9. Nonequivalent Control Group Design. The groups involved might constitute natural collectivities (e.g., classrooms), that are as similar as availability permits, but not so similar that one can dispense with a pre-test as a way to determine equivalence. Exposure to X is assumed to be under the experimenter's control.

O1 X O2

O3 O4

10. Counterbalanced Design. This design enables you to assess the effects of numerous conditions (e.g., treatments--1, 2, 3, 4) by exposing each group to the treatments, but in a different order.

Group A X1O X2O X3O X4O

Group B X2O X3O X4O X1O

Group C X3O X4O X1O X2O

Group D X4O X1O X2O X3O

A major problem with this design is multiple treatment interference. That is, Group A might show the most change during treatment 4, but this may be because Group A was previously affected by treatments 1-3. This possibility is partly handled by comparing Group A (at condition 4) with the other groups, where condition 4 happens earlier. Even so, it is a good idea to use random allocation. Otherwise, it could be argued that Group D, for example, was so low during treatment 4 because Group D was somehow different from Group A.
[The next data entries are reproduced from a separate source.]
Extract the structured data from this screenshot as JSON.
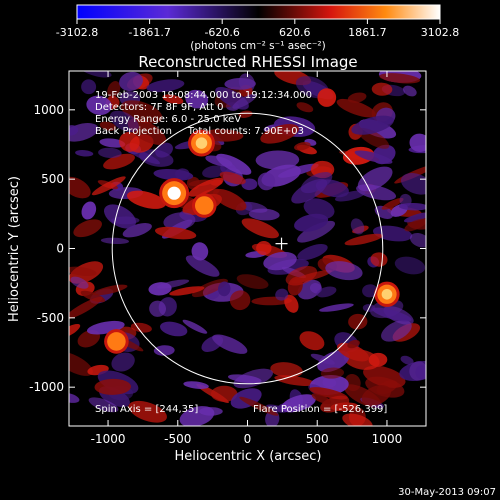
{
  "chart_data": {
    "type": "heatmap",
    "title": "Reconstructed RHESSI Image",
    "xlabel": "Heliocentric X (arcsec)",
    "ylabel": "Heliocentric Y (arcsec)",
    "xlim": [
      -1280,
      1280
    ],
    "ylim": [
      -1280,
      1280
    ],
    "xticks": [
      "-1000",
      "-500",
      "0",
      "500",
      "1000"
    ],
    "xtick_values": [
      -1000,
      -500,
      0,
      500,
      1000
    ],
    "yticks": [
      "-1000",
      "-500",
      "0",
      "500",
      "1000"
    ],
    "ytick_values": [
      -1000,
      -500,
      0,
      500,
      1000
    ],
    "colorbar": {
      "ticks": [
        "-3102.8",
        "-1861.7",
        "-620.6",
        "620.6",
        "1861.7",
        "3102.8"
      ],
      "tick_values": [
        -3102.8,
        -1861.7,
        -620.6,
        620.6,
        1861.7,
        3102.8
      ],
      "range": [
        -3102.8,
        3102.8
      ]
    },
    "units_label": "(photons cm⁻² s⁻¹ asec⁻²)",
    "info_lines": [
      "19-Feb-2003 19:08:44.000 to 19:12:34.000",
      "Detectors: 7F 8F 9F, Att 0",
      "Energy Range: 6.0 - 25.0 keV",
      "Back Projection     Total counts: 7.90E+03"
    ],
    "spin_axis": "Spin Axis = [244,35]",
    "flare_position": "Flare Position = [-526,399]",
    "sources": [
      {
        "x": -526,
        "y": 399,
        "peak": 3102.8
      },
      {
        "x": -330,
        "y": 760,
        "peak": 2300
      },
      {
        "x": -310,
        "y": 310,
        "peak": 1700
      },
      {
        "x": 1000,
        "y": -330,
        "peak": 1900
      },
      {
        "x": -940,
        "y": -670,
        "peak": 1700
      }
    ],
    "solar_disk": {
      "center": [
        0,
        0
      ],
      "radius_arcsec": 970
    },
    "spin_axis_marker": [
      244,
      35
    ],
    "timestamp": "30-May-2013 09:07"
  },
  "colors": {
    "negative_low": "#1a00ff",
    "negative_mid": "#7a3cc8",
    "zero": "#000000",
    "positive_mid": "#e81c10",
    "positive_high": "#ff9a18",
    "positive_peak": "#ffffff"
  }
}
11. Multiple Time-series Design. In this design, each group is given several pre-tests and several post-tests, but the groups differ in their exposure to X. As with the counterbalanced design, the effects of several conditions can be tested.

(E) O O O O X O O O O

(C) O O O O O O O O

or

(C) O O O O O O O O O

(E1) O O O O X1O X1O X1O X1O X1O

(E2) O O O O X2O X2O X2O X2O X2O

(E3) O O O O X3O X3O X3O X3O X3O

E1-E3 are different experimental conditions; e.g., different treatments.

III. INTERNAL AND EXTERNAL VALIDITY, EXTRANEOUS VARIABLES, AND PLAUSIBLE RIVAL HYPOTHESES

"Internal validity" refers to how accurately the data and one's inferences based on the data (e.g., inferences about causal relationships) represent what really happened. For example, by comparing pre-test and post-test scores, it may appear that a training program increased teachers' skills. However, some of the difference between pre- and post-test scores may be the result of measurement error, the effects of taking the pre-test, and other variables outside of the training program that affected some of the trainees during the training.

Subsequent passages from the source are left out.